Praising her work as acting governor in the three and a half months since Stanley Fischer stepped down, analysts said the fact that she was not Prime Minister Benjamin Netanyahu's first choice puts her in an awkward position. And she faces difficult decisions on how to depreciate the shekel, spur the country's flagging economic growth and put a lid on spiraling housing prices.
Still, they expressed relief that an unusually long period of uncertainty was over. "It's a tragedy with a happy ending," said Eldad Tamir, CEO of Tamir Fishman Investment House. "We have a professional, outstanding appointment. It's a pity they didn't name her to begin with."

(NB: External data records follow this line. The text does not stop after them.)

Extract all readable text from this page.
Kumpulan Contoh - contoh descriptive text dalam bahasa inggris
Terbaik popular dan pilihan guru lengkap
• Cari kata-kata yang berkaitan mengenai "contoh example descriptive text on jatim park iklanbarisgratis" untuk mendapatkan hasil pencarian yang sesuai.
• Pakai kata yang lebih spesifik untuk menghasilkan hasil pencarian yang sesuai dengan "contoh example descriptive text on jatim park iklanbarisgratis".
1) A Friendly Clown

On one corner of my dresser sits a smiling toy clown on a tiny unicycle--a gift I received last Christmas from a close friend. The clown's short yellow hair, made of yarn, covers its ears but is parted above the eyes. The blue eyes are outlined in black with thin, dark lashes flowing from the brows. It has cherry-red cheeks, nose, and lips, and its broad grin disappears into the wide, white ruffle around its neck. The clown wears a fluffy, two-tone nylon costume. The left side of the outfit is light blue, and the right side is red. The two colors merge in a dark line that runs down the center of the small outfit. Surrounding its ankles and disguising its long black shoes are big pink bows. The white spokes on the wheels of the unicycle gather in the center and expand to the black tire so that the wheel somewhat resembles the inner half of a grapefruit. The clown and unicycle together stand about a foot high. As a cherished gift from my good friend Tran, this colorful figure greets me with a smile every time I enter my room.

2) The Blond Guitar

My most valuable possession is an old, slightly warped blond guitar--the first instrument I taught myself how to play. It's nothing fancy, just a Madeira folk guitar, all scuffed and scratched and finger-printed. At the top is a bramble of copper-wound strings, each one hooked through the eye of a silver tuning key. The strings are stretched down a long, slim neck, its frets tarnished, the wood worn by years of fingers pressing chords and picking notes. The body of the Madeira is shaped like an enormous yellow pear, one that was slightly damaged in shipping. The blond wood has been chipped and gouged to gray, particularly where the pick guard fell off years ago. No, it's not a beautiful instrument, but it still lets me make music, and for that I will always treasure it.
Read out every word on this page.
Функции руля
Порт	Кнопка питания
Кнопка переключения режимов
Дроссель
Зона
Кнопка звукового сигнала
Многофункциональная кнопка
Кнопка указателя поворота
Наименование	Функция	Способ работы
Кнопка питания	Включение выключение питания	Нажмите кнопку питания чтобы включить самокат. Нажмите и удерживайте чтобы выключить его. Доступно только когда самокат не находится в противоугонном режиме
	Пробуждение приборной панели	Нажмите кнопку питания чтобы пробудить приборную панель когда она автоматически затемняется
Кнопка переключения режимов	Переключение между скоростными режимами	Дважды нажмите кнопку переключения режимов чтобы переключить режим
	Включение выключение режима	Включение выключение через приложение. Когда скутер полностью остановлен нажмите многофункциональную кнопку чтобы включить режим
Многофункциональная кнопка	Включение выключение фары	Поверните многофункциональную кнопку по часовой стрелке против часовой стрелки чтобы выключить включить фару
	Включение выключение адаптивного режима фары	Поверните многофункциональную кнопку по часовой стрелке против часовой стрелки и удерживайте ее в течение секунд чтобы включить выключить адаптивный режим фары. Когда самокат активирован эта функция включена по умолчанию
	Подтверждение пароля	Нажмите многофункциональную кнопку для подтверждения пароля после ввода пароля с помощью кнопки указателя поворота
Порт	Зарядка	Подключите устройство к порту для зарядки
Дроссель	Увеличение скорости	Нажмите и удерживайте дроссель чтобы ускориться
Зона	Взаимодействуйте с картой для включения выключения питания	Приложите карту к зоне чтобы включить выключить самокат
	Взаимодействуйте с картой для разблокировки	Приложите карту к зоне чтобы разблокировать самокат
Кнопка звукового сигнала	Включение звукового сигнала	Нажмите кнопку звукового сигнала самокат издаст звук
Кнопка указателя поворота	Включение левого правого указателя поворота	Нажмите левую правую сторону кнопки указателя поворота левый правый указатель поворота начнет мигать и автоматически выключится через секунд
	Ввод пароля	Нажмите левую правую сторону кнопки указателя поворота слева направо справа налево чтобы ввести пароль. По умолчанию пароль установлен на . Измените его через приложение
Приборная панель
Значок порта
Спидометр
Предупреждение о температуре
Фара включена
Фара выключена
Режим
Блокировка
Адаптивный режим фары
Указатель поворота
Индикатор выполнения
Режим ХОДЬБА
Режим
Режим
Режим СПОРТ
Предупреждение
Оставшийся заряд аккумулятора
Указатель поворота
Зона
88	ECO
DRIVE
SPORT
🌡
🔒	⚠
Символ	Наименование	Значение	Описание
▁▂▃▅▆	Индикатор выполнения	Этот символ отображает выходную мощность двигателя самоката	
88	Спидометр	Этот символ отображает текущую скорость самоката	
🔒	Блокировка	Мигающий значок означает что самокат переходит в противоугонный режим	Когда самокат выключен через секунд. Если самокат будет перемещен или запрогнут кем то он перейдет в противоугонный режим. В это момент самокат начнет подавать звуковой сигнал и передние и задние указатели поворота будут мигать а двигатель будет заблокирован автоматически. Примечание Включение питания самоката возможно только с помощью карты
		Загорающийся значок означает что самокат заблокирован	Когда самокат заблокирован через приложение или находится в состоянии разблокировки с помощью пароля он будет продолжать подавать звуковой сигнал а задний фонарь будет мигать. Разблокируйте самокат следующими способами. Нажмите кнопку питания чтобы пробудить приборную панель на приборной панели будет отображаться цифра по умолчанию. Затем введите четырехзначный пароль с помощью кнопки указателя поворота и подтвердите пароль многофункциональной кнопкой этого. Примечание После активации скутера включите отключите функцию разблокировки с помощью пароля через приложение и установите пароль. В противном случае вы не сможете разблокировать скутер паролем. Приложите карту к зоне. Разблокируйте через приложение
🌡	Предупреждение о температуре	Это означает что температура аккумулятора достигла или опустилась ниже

On the Tel Aviv Stock Exchange, the benchmark TA-25 index rose moderately on the news. The foreign currency market was closed Sunday.
"The appointment creates a major personal challenge for her," Tamir said. "The new governor knows she wasn't really the first choice, so she'll try to prove she's strong enough. It's not exactly the ideal situation in which to begin such an important post."
Yaniv Pagot, chief strategist at Ayalon Group, said Flug had scored points for her low-profile but "irreproachable" performance as acting governor.
"Flug will now have to show that she can lead the Bank of Israel successfully in the face of significant challenges and the prime minister's obvious skepticism," Pagot said. "She'll need an iron backbone against the relevant officials in the Prime Minister's Office and the treasury who are experts at sensing weakness."
Tamir said Flug's first priority should be the exchange rate. "The Bank of Israel has to take dramatic steps to weaken the shekel," he said. "The stronger shekel is severely damaging the Israeli economy, so it’s a task where she has no choice but to succeed."
Since the central bank resumed regularly intervention in the forex market under Fischer, it has spent billions of dollars in an attempt to strengthen the greenback against the shekel. But the Israeli currency has gained 5.5% in the past year.
Analysts said Flug, who served as Fischer's deputy and was endorsed by him as his successor, was likely to adhere to his policies. She has maintained his intervention policy and has imposed tough limits on mortgages to try to contain rising housing prices. And she took the markets by surprise by lowering the base lending rate at the end of September by a quarter point to 1%.
"Her appointment will prevent any shocks at the Bank of Israel or in monetary policy," said Rafi Gozlan, chief economist at IBI Israel Brokerage & Investments. "From a monetary policy perspective, it will mean a greater emphasis on exports and the exchange rate than on housing."
Amir Eyal, chairman of the Infinity investment house, agreed that Flug would continue an expansive monetary policy, supporting exports and employment and following in Fischer's footsteps. But Gozlan said Flug was unlikely to lower the lending rate again unless the world economy showed further weakness.
Economists stressed the conflicts she faces trying to juggle multiple issues and the limited tools at her disposal. For instance, lowering interest rates might weaken the shekel and boost economic growth, but it would also encourage more home buyers to take out loans because of the low cost.
Oren Eldad, head of trading house ATrade, said Flug's appointment was unlikely to have an immediate impact on the exchange rate, which is largely affected by global events. "There will now be a responsible adult who can carry out more substantial purchases [of dollars] when speculators try to test the dollar/shekel rate," he said.